Transformers typically undergo semi-supervised learning that involves unsupervised pretraining, followed by supervised fine-tuning. Residing between supervised and unsupervised learning, semi-supervised learning accepts data that’s partially labeled or where the majority of the data lacks labels. In this case, Transformers are first subjected to “unknown” data for which no previously defined labels exist and must teach themselves to classify the data, processing the unlabeled data to learn from its inherent structure. During the fine-tuning process, Transformers train on labeled datasets so they learn to accomplish particular tasks, like answering questions, analyzing sentiment, and paraphrasing documents.

It’s a form of transfer learning, or storing knowledge gained while solving one problem and applying it to a different — but related — problem. The pretraining step helps the model learn general features that can be reused on the target task, boosting its accuracy.

Attention has the added benefit of boosting model training speed. Because Transformers aren’t sequential, they can be more easily parallelized, and larger and larger models can be trained with significant — but not unattainable — increases in compute. Running on 16 Google TPUv3 special-built processors, AlphaFold took a few weeks to train, while OpenAI’s music-generating Jukebox took over a month across hundreds of Nvidia V100 graphics cards.

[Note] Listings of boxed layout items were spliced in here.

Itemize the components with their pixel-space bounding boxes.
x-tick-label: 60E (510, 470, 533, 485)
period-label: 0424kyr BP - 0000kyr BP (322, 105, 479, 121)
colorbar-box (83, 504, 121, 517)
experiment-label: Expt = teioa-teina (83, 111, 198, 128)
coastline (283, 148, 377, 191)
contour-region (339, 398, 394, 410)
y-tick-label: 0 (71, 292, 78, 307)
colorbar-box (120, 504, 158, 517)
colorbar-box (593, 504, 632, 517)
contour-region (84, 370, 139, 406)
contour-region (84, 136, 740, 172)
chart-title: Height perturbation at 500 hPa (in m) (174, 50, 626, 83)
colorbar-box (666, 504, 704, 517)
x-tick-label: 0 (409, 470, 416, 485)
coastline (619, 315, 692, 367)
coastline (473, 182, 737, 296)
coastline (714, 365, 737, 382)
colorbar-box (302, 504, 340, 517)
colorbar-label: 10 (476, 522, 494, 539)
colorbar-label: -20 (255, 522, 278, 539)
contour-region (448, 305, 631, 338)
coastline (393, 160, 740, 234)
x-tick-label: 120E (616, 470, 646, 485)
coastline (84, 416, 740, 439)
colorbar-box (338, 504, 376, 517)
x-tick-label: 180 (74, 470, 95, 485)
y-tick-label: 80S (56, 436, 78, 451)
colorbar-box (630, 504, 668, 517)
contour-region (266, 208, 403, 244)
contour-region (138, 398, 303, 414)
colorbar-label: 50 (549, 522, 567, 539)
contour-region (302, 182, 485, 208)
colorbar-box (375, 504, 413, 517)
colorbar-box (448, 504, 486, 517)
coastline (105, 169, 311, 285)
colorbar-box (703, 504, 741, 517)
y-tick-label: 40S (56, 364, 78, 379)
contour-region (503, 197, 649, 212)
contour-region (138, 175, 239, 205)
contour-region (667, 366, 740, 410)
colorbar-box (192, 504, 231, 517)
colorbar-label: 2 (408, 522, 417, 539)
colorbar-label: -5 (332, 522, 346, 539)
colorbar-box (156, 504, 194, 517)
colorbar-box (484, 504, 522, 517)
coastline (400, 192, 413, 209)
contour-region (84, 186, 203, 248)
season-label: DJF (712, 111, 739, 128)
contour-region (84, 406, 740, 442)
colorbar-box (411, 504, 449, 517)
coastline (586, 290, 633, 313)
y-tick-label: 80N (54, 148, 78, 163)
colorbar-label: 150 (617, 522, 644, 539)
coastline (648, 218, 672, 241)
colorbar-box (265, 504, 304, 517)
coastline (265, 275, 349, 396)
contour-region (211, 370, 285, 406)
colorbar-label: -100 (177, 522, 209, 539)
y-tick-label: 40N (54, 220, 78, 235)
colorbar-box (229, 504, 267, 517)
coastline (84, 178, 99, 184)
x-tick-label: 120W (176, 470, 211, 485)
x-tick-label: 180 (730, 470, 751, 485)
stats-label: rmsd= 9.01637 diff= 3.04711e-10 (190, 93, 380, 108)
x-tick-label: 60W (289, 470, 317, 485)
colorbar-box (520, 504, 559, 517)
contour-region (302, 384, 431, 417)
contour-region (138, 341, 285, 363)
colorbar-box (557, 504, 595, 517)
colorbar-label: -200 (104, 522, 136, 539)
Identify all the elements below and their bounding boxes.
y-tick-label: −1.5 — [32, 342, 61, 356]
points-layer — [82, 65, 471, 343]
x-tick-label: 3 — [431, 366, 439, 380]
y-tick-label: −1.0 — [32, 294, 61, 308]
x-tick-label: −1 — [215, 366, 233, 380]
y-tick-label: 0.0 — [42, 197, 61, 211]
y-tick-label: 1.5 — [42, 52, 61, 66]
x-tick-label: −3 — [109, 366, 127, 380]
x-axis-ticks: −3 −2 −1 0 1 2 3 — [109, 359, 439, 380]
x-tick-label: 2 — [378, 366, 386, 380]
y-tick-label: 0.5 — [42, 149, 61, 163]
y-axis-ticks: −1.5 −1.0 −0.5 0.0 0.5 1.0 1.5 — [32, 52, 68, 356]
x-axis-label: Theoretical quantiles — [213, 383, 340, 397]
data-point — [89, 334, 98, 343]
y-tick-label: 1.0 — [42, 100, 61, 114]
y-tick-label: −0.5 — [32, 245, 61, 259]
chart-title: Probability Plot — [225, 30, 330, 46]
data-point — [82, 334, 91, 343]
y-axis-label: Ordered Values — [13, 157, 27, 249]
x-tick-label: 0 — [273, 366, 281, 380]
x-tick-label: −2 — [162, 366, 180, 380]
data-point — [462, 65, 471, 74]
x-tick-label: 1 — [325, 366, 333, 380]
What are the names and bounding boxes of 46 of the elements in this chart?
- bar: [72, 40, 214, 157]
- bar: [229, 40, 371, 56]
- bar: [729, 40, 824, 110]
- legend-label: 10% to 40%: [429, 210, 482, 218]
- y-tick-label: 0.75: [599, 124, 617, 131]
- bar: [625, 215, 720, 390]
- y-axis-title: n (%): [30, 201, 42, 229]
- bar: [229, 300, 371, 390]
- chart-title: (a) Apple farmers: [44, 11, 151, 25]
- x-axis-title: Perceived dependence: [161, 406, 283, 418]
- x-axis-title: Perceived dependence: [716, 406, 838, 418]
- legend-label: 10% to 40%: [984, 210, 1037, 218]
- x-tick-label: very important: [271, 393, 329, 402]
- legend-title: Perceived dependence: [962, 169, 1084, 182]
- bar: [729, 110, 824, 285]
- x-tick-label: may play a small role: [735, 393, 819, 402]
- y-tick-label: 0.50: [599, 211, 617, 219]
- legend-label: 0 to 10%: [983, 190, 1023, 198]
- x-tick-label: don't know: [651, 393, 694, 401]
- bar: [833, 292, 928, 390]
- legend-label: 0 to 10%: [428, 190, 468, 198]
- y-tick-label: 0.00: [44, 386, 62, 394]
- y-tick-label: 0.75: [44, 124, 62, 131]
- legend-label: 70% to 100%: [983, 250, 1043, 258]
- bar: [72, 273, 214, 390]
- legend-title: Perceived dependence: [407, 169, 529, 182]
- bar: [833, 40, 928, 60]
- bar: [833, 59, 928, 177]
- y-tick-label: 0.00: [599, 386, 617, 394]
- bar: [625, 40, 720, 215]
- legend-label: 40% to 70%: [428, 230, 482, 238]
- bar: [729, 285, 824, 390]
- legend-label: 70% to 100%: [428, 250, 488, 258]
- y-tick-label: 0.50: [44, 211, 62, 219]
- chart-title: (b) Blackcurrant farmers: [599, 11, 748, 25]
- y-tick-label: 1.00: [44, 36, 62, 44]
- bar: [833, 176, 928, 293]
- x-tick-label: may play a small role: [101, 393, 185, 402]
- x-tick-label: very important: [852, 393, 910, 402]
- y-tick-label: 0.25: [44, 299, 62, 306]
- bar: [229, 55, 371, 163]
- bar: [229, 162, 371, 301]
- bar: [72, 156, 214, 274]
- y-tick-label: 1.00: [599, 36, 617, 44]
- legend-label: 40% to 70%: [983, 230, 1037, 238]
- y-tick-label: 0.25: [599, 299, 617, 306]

The business value of Transformers

Transformers have been widely deployed in the real world. Viable is using the Transformer-powered GPT-3 to analyze customer feedback, identifying themes and sentiment from surveys, help desk tickets, live chat logs, reviews, and more. Algolia, another startup, is using it to improve its web search products.

More exciting use cases lie beyond the language domain. In January, OpenAI took the wraps off DALL-E, a text-to-image engine that’s essentially a visual idea generator. Given a text prompt, it generates images to match the prompt, filling in the blanks when the prompt implies the image must contain a detail that isn’t explicitly stated.

OpenAI predicts that DALL-E could someday augment — or even replace — 3D rendering engines. For example, architects could use the tool to visualize buildings, while graphic artists could apply it to software and video game design. In another point in DALL-E’s favor, the Transformer-driven tool can combine disparate ideas to synthesize objects, some of which are unlikely to exist in the real world — like a hybrid of a snail and a harp.

“DALL-E shows creativity, producing useful conceptual images for product, fashion, and interior design,” Gary Grossman, global lead at Edelman’s AI center of excellence, wrote in a recent blog post. “DALL-E could support creative brainstorming … either with thought starters or, one day, producing final conceptual images. Time will tell whether this will replace people performing these tasks or simply be another tool to boost efficiency and creativity.”

We will eventually see Transformer-based models that can go one step further, synthesizing not just pictures but videos from whole cloth. These types of systems have been detailed in academic literature. Other, related applications may soon — or already — include generating realistic voices, recognizing speech, parsing medical records, predicting stock prices, and creating computer code.

Indeed, Transformers have immense potential in the enterprise, which is one of the reasons the global AI market is anticipated to be worth $266.92 billion by 2027. Transformer-powered apps could enable workers to spend their time on less menial, more meaningful work, bolstering productivity. The McKinsey Global Institute predicts technology like Transformers will result in a 1.2% increase in gross domestic product growth (GDP) for the next 10 years and help capture an additional 20% to 25% in net economic benefits — $13 trillion globally — in the next 12 years.

Businesses that ignore the potential of Transformers do so at their peril.